Published On: Wed, Aug 21st, 2019

France to monitor EU-Canada trade deal ‘very closely’ as impact of farmers sparks outrage | World | News

“We will have a tight control over everything – what comes in and what goes out. If there are slip-ups, we will address them immediately. We will not import the kind of agriculture that we do not want in France and in Europe, with norms that are different from ours.” M Guillaume also acknowledged the ongoing “suffering” of France’s agricultural community. He added: “I want French farmers to know that the government is here to defend them.” 

Championed by President Emmanuel Macron despite fierce resistance from the left and the far-right, the Comprehensive Economic and Trade Agreement, or Ceta, removes tariffs on nearly all goods and services between Canada and the Brussels bloc. 

Anti-government protests picked up in France at the end of last month after the lower house of parliament approved the pact, which opponents say undermines the EU’s social and ecological regulations by importing products made under conditions that would not be allowed in Europe. 

Critics of Ceta also say it will bring unfair competition to French farmers as the environmental legislation in Canada is less strict than in France. 

Farmers have warned they could face huge imports of cheap Canadian meat, cereals and other agricultural products. 

Angry at a deal they say jeopardises their livelihood, French farmers have expressed their discontent by vandalising the constituency offices of pro-Ceta politicians belonging to M Macron’s centrist La République en Marche (LREM) party.  

More than 20 LREM offices have been targeted in the last month, including manure being dumped outside the office of centrist MP Monique Iborra and fellow member of parliament Romain Grau’s office being set on fire.

Last week, anti-Ceta protesters put up a large picture of Jean-Baptiste Moreau, one of M Macron’s farming experts, with the word “Wanted” on it outside a local government building. 

M Guillaume swiftly condemned the incident, writing on Twitter: “That’s enough.

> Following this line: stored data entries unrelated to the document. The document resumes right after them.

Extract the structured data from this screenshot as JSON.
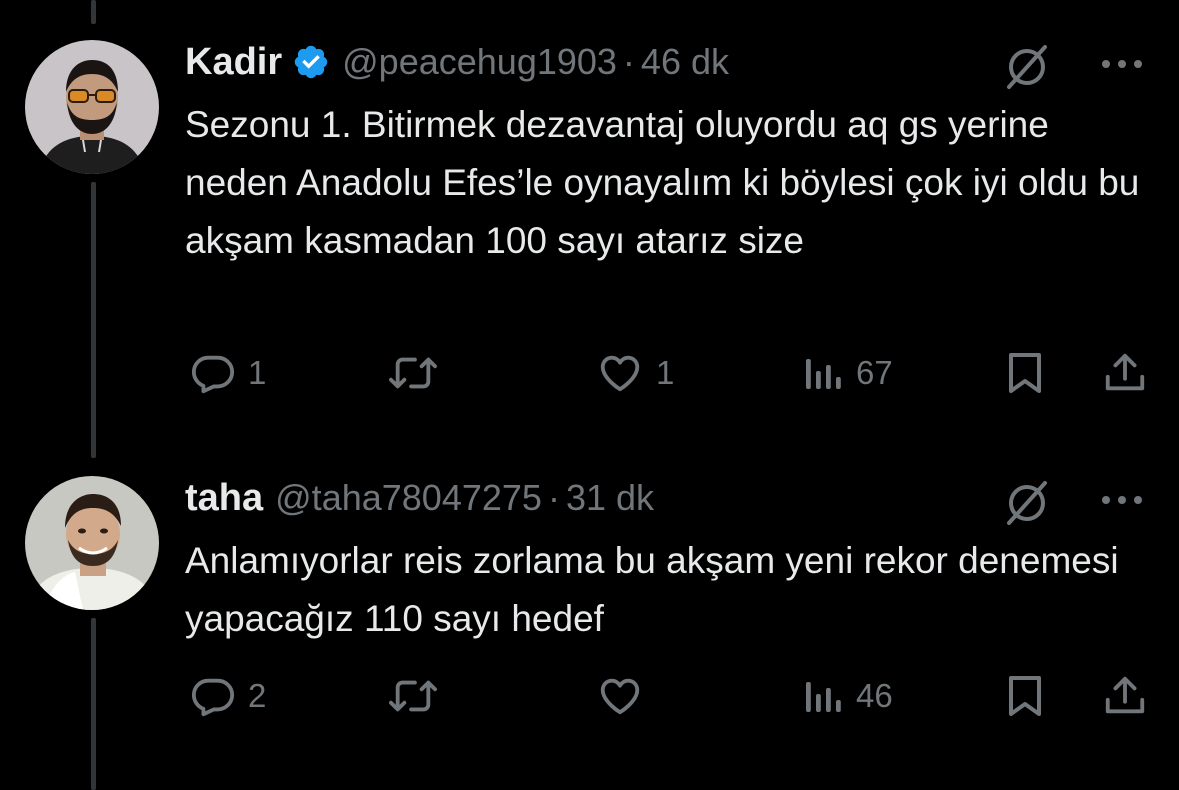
{
  "tweets": [
    {
      "name": "Kadir",
      "verified": true,
      "handle": "@peacehug1903",
      "separator": "·",
      "time": "46 dk",
      "text": "Sezonu 1. Bitirmek dezavantaj oluyordu aq gs yerine neden Anadolu Efes’le oynayalım ki böylesi çok iyi oldu bu akşam kasmadan 100 sayı atarız size",
      "replies": "1",
      "retweets": "",
      "likes": "1",
      "views": "67"
    },
    {
      "name": "taha",
      "verified": false,
      "handle": "@taha78047275",
      "separator": "·",
      "time": "31 dk",
      "text": "Anlamıyorlar reis zorlama bu akşam yeni rekor denemesi yapacağız 110 sayı hedef",
      "replies": "2",
      "retweets": "",
      "likes": "",
      "views": "46"
    }
  ],
  "icons": {
    "verified_badge": "verified-badge-icon",
    "grok": "grok-icon",
    "more": "more-dots-icon",
    "reply": "reply-icon",
    "retweet": "retweet-icon",
    "like": "heart-icon",
    "views": "views-icon",
    "bookmark": "bookmark-icon",
    "share": "share-icon"
  },
  "colors": {
    "background": "#000000",
    "primary_text": "#e7e9ea",
    "secondary_text": "#71767b",
    "verified_blue": "#1d9bf0",
    "thread_line": "#333639"
  }
}
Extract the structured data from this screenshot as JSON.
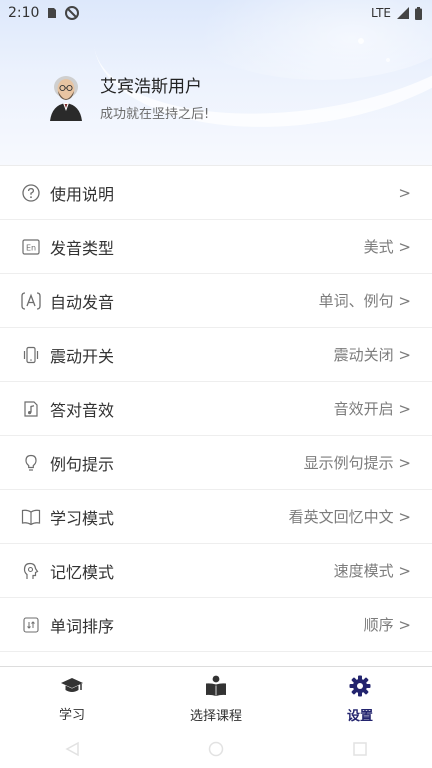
{
  "status_bar": {
    "time": "2:10",
    "network": "LTE",
    "icons": [
      "sim-card-icon",
      "do-not-disturb-icon",
      "signal-icon",
      "battery-icon"
    ]
  },
  "profile": {
    "name": "艾宾浩斯用户",
    "motto": "成功就在坚持之后!"
  },
  "settings": [
    {
      "icon": "help-circle-icon",
      "label": "使用说明",
      "value": ">"
    },
    {
      "icon": "en-badge-icon",
      "label": "发音类型",
      "value": "美式 >"
    },
    {
      "icon": "auto-speak-icon",
      "label": "自动发音",
      "value": "单词、例句 >"
    },
    {
      "icon": "vibrate-icon",
      "label": "震动开关",
      "value": "震动关闭 >"
    },
    {
      "icon": "sound-effect-icon",
      "label": "答对音效",
      "value": "音效开启 >"
    },
    {
      "icon": "lightbulb-icon",
      "label": "例句提示",
      "value": "显示例句提示 >"
    },
    {
      "icon": "book-icon",
      "label": "学习模式",
      "value": "看英文回忆中文 >"
    },
    {
      "icon": "head-memory-icon",
      "label": "记忆模式",
      "value": "速度模式 >"
    },
    {
      "icon": "sort-icon",
      "label": "单词排序",
      "value": "顺序 >"
    }
  ],
  "bottom_nav": {
    "items": [
      {
        "icon": "graduation-cap-icon",
        "label": "学习",
        "active": false
      },
      {
        "icon": "reading-person-icon",
        "label": "选择课程",
        "active": false
      },
      {
        "icon": "gear-icon",
        "label": "设置",
        "active": true
      }
    ]
  },
  "colors": {
    "active_nav": "#23246e",
    "header_gradient_top": "#dde8fb",
    "text_primary": "#333333",
    "text_secondary": "#7c7c7c"
  }
}
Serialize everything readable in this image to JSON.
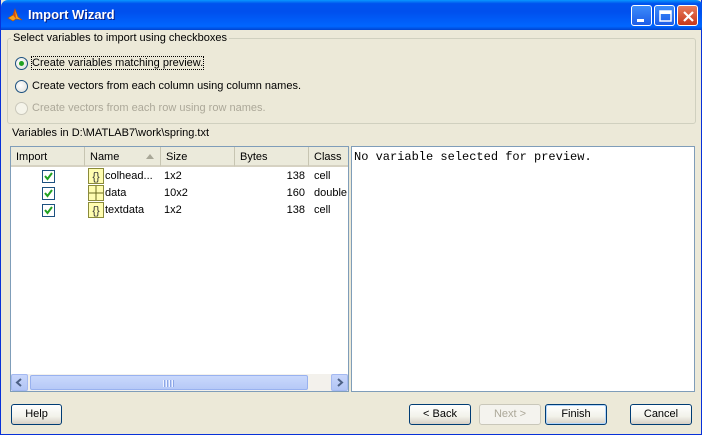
{
  "window": {
    "title": "Import Wizard",
    "app_icon": "matlab-icon"
  },
  "options": {
    "legend": "Select variables to import using checkboxes",
    "radio1": "Create variables matching preview.",
    "radio2": "Create vectors from each column using column names.",
    "radio3": "Create vectors from each row using row names."
  },
  "variables_label": "Variables in D:\\MATLAB7\\work\\spring.txt",
  "table": {
    "columns": [
      "Import",
      "Name",
      "Size",
      "Bytes",
      "Class"
    ],
    "rows": [
      {
        "name": "colhead...",
        "size": "1x2",
        "bytes": "138",
        "class": "cell",
        "icon": "cell-icon"
      },
      {
        "name": "data",
        "size": "10x2",
        "bytes": "160",
        "class": "double",
        "icon": "matrix-icon"
      },
      {
        "name": "textdata",
        "size": "1x2",
        "bytes": "138",
        "class": "cell",
        "icon": "cell-icon"
      }
    ]
  },
  "preview": {
    "text": "No variable selected for preview."
  },
  "buttons": {
    "help": "Help",
    "back": "< Back",
    "next": "Next >",
    "finish": "Finish",
    "cancel": "Cancel"
  }
}
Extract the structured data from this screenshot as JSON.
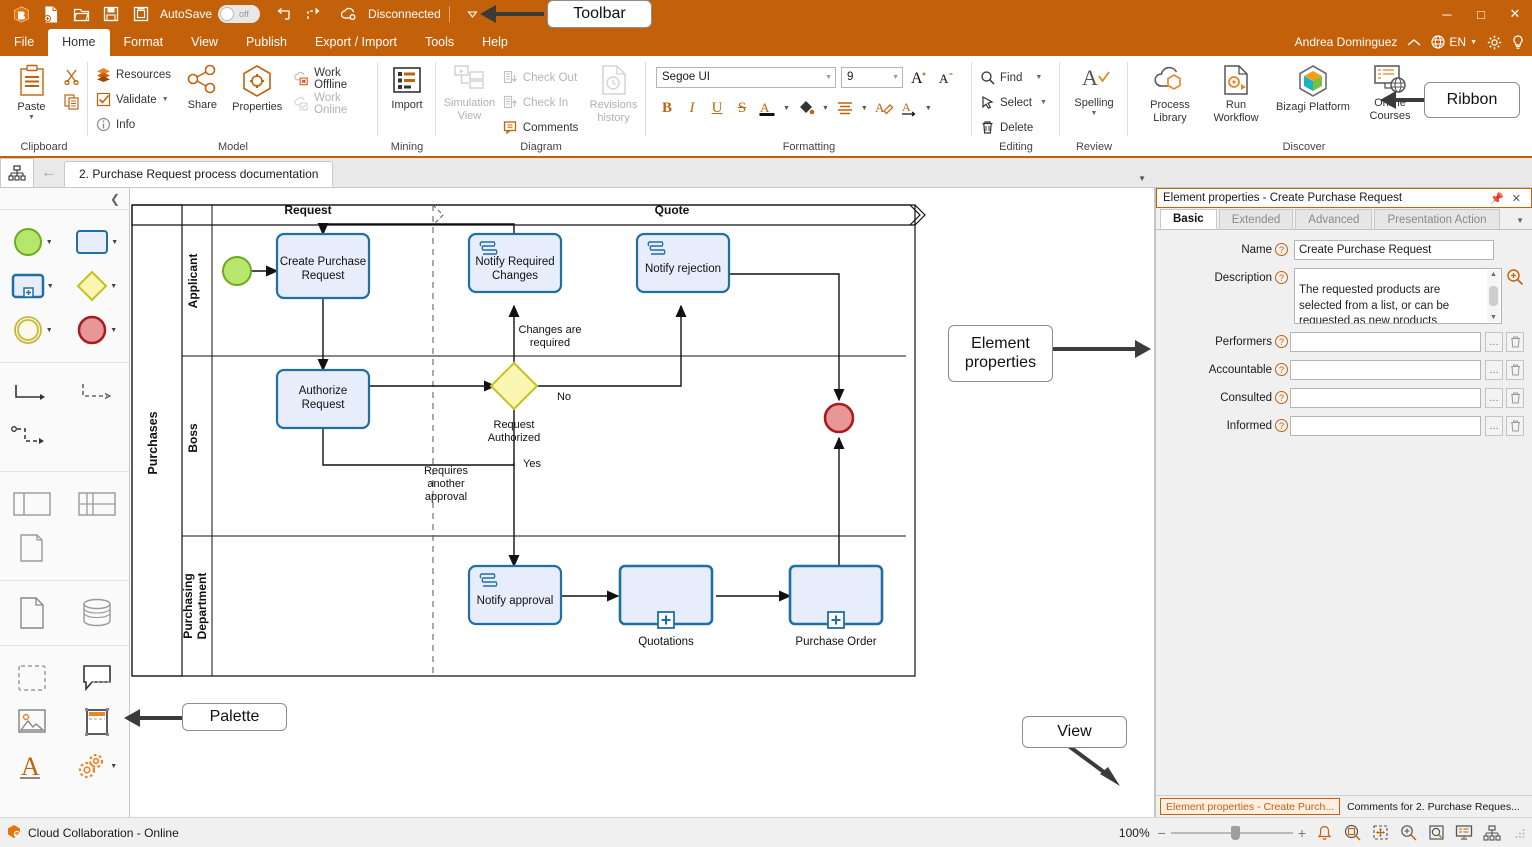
{
  "titlebar": {
    "icons": [
      "bizagi-logo-icon",
      "new-document-icon",
      "open-folder-icon",
      "save-icon",
      "save-as-icon"
    ],
    "autosave_label": "AutoSave",
    "autosave_state": "off",
    "undo_label": "undo-icon",
    "redo_label": "redo-icon",
    "connection_status": "Disconnected",
    "customize_label": "customize-quick-access-icon",
    "window_controls": [
      "minimize",
      "maximize",
      "close"
    ]
  },
  "menu": {
    "items": [
      "File",
      "Home",
      "Format",
      "View",
      "Publish",
      "Export / Import",
      "Tools",
      "Help"
    ],
    "active": "Home",
    "user": "Andrea Dominguez",
    "language": "EN",
    "right_icons": [
      "collapse-ribbon-icon",
      "globe-icon",
      "settings-gear-icon",
      "lightbulb-icon"
    ]
  },
  "ribbon": {
    "groups": [
      {
        "title": "Clipboard",
        "big": [
          {
            "label": "Paste",
            "icon": "paste-icon",
            "has_arrow": true,
            "disabled": false
          }
        ],
        "small": [
          {
            "label": "",
            "icon": "cut-icon",
            "disabled": false
          },
          {
            "label": "",
            "icon": "copy-icon",
            "disabled": false
          }
        ]
      },
      {
        "title": "Model",
        "small_left": [
          {
            "label": "Resources",
            "icon": "resources-icon",
            "disabled": false,
            "arrow": false
          },
          {
            "label": "Validate",
            "icon": "validate-icon",
            "disabled": false,
            "arrow": true
          },
          {
            "label": "Info",
            "icon": "info-icon",
            "disabled": false,
            "arrow": false
          }
        ],
        "big": [
          {
            "label": "Share",
            "icon": "share-icon",
            "disabled": false
          },
          {
            "label": "Properties",
            "icon": "properties-gear-icon",
            "disabled": false
          }
        ],
        "small_right": [
          {
            "label": "Work Offline",
            "icon": "work-offline-icon",
            "disabled": false
          },
          {
            "label": "Work Online",
            "icon": "work-online-icon",
            "disabled": true
          }
        ]
      },
      {
        "title": "Mining",
        "big": [
          {
            "label": "Import",
            "icon": "import-icon",
            "disabled": false
          }
        ]
      },
      {
        "title": "Diagram",
        "big": [
          {
            "label": "Simulation View",
            "icon": "simulation-view-icon",
            "disabled": true
          },
          {
            "label": "Revisions history",
            "icon": "revisions-history-icon",
            "disabled": true
          }
        ],
        "small": [
          {
            "label": "Check Out",
            "icon": "check-out-icon",
            "disabled": true
          },
          {
            "label": "Check In",
            "icon": "check-in-icon",
            "disabled": true
          },
          {
            "label": "Comments",
            "icon": "comments-icon",
            "disabled": false
          }
        ]
      },
      {
        "title": "Formatting",
        "font_family": "Segoe UI",
        "font_size": "9",
        "grow_font": "increase-font-size-icon",
        "shrink_font": "decrease-font-size-icon",
        "buttons": [
          "bold",
          "italic",
          "underline",
          "strikethrough",
          "font-color",
          "fill-color",
          "align",
          "clear-format",
          "text-direction"
        ]
      },
      {
        "title": "Editing",
        "small": [
          {
            "label": "Find",
            "icon": "find-icon",
            "arrow": true
          },
          {
            "label": "Select",
            "icon": "select-icon",
            "arrow": true
          },
          {
            "label": "Delete",
            "icon": "delete-trash-icon",
            "arrow": false
          }
        ]
      },
      {
        "title": "Review",
        "big": [
          {
            "label": "Spelling",
            "icon": "spelling-icon",
            "has_arrow": true
          }
        ]
      },
      {
        "title": "Discover",
        "big": [
          {
            "label": "Process Library",
            "icon": "process-library-icon"
          },
          {
            "label": "Run Workflow",
            "icon": "run-workflow-icon"
          },
          {
            "label": "Bizagi Platform",
            "icon": "bizagi-platform-icon"
          },
          {
            "label": "Online Courses",
            "icon": "online-courses-icon"
          }
        ]
      }
    ]
  },
  "tabstrip": {
    "view_icon": "diagram-view-icon",
    "back_icon": "back-arrow-icon",
    "document_tab": "2. Purchase Request process documentation",
    "overflow_icon": "chevron-down-icon"
  },
  "palette": {
    "collapse_icon": "collapse-palette-icon",
    "sections": [
      {
        "rows": [
          [
            {
              "name": "start-event-shape",
              "icon": "start-event",
              "arrow": true
            },
            {
              "name": "task-shape",
              "icon": "task",
              "arrow": true
            }
          ],
          [
            {
              "name": "subprocess-shape",
              "icon": "subprocess",
              "arrow": true
            },
            {
              "name": "gateway-shape",
              "icon": "gateway",
              "arrow": true
            }
          ],
          [
            {
              "name": "intermediate-event-shape",
              "icon": "intermediate-event",
              "arrow": true
            },
            {
              "name": "end-event-shape",
              "icon": "end-event",
              "arrow": true
            }
          ]
        ]
      },
      {
        "rows": [
          [
            {
              "name": "sequence-flow-connector",
              "icon": "sequence-flow",
              "arrow": false
            },
            {
              "name": "message-flow-connector",
              "icon": "message-flow",
              "arrow": false
            }
          ],
          [
            {
              "name": "association-connector",
              "icon": "association",
              "arrow": false
            },
            {
              "name": "empty-cell",
              "icon": "empty",
              "arrow": false
            }
          ]
        ]
      },
      {
        "rows": [
          [
            {
              "name": "pool-shape",
              "icon": "pool",
              "arrow": false
            },
            {
              "name": "lane-shape",
              "icon": "lane",
              "arrow": false
            }
          ],
          [
            {
              "name": "milestone-shape",
              "icon": "milestone",
              "arrow": false
            },
            {
              "name": "empty-cell",
              "icon": "empty",
              "arrow": false
            }
          ]
        ]
      },
      {
        "rows": [
          [
            {
              "name": "data-object-shape",
              "icon": "data-object",
              "arrow": false
            },
            {
              "name": "data-store-shape",
              "icon": "data-store",
              "arrow": false
            }
          ]
        ]
      },
      {
        "rows": [
          [
            {
              "name": "group-shape",
              "icon": "group",
              "arrow": false
            },
            {
              "name": "annotation-shape",
              "icon": "annotation",
              "arrow": false
            }
          ],
          [
            {
              "name": "image-shape",
              "icon": "image",
              "arrow": false
            },
            {
              "name": "artifact-shape",
              "icon": "artifact",
              "arrow": false
            }
          ],
          [
            {
              "name": "text-shape",
              "icon": "text-a",
              "arrow": false
            },
            {
              "name": "custom-shapes",
              "icon": "gears",
              "arrow": true
            }
          ]
        ]
      }
    ]
  },
  "diagram": {
    "pool_label": "Purchases",
    "lanes": [
      "Applicant",
      "Boss",
      "Purchasing Department"
    ],
    "milestones": [
      "Request",
      "Quote"
    ],
    "nodes": [
      {
        "id": "start",
        "type": "start-event",
        "label": ""
      },
      {
        "id": "create",
        "type": "task",
        "label": "Create Purchase Request"
      },
      {
        "id": "authorize",
        "type": "task",
        "label": "Authorize Request"
      },
      {
        "id": "gateway",
        "type": "gateway",
        "label": "Request Authorized"
      },
      {
        "id": "notify-changes",
        "type": "user-task",
        "label": "Notify Required Changes"
      },
      {
        "id": "notify-rejection",
        "type": "user-task",
        "label": "Notify rejection"
      },
      {
        "id": "notify-approval",
        "type": "user-task",
        "label": "Notify approval"
      },
      {
        "id": "quotations",
        "type": "subprocess",
        "label": "Quotations"
      },
      {
        "id": "purchase-order",
        "type": "subprocess",
        "label": "Purchase Order"
      },
      {
        "id": "end",
        "type": "end-event",
        "label": ""
      }
    ],
    "flow_labels": [
      "Changes are required",
      "No",
      "Yes",
      "Requires another approval"
    ]
  },
  "properties": {
    "title": "Element properties - Create Purchase Request",
    "pin_icon": "pin-icon",
    "close_icon": "close-icon",
    "tabs": [
      "Basic",
      "Extended",
      "Advanced",
      "Presentation Action"
    ],
    "active_tab": "Basic",
    "overflow_icon": "chevron-down-icon",
    "fields": [
      {
        "label": "Name",
        "value": "Create Purchase Request",
        "type": "text"
      },
      {
        "label": "Description",
        "value": "The requested products are selected from a list, or can be requested as new products",
        "type": "textarea"
      },
      {
        "label": "Performers",
        "value": "",
        "type": "picker"
      },
      {
        "label": "Accountable",
        "value": "",
        "type": "picker"
      },
      {
        "label": "Consulted",
        "value": "",
        "type": "picker"
      },
      {
        "label": "Informed",
        "value": "",
        "type": "picker"
      }
    ],
    "bottom_tabs": [
      {
        "label": "Element properties - Create Purch...",
        "selected": true
      },
      {
        "label": "Comments for 2. Purchase Reques...",
        "selected": false
      }
    ]
  },
  "statusbar": {
    "collab_label": "Cloud Collaboration - Online",
    "collab_icon": "cloud-collab-icon",
    "zoom_value": "100%",
    "zoom_out": "−",
    "zoom_in": "+",
    "icons": [
      "alerts-bell-icon",
      "zoom-selection-icon",
      "fit-to-page-icon",
      "zoom-in-icon",
      "zoom-region-icon",
      "presentation-view-icon",
      "diagram-view-icon"
    ]
  },
  "callouts": [
    {
      "id": "toolbar-callout",
      "label": "Toolbar"
    },
    {
      "id": "ribbon-callout",
      "label": "Ribbon"
    },
    {
      "id": "element-properties-callout",
      "label": "Element properties"
    },
    {
      "id": "palette-callout",
      "label": "Palette"
    },
    {
      "id": "view-callout",
      "label": "View"
    }
  ],
  "colors": {
    "brand": "#C3610B",
    "task_fill": "#E8EDFB",
    "task_stroke": "#1F6FA5",
    "start_fill": "#A8E05A",
    "start_stroke": "#5EA716",
    "end_fill": "#E89797",
    "end_stroke": "#A81C20",
    "gateway_fill": "#FAF5B0",
    "gateway_stroke": "#C0C41E"
  }
}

Let’s stop all the hatred and stigmatisation.” 

Other farmer-led protests have entailed blocking access to politicians’ offices with impromptu brick walls daubed with anti-Ceta slogans. 

The Macron government has repeatedly dismissed fears about the impact of the deal on the farming sector and the environment, saying that the agreement includes safeguards and that Canadian imports have to meet strict EU rules. 

“The economic destabilisation that some in the agriculture sector feared hasn’t happened, in particular with Canadian meat imports, which haven’t at all been as high as some people feared,” M Macron said in June. 

But as the Ceta agreement comes under scrutiny, there is also anger among farmers over the potential hit to their incomes from a provisional trade deal struck in June between the EU and the Mercosur bloc of South American countries, which includes major agricultural exporters Brazil and Argentina.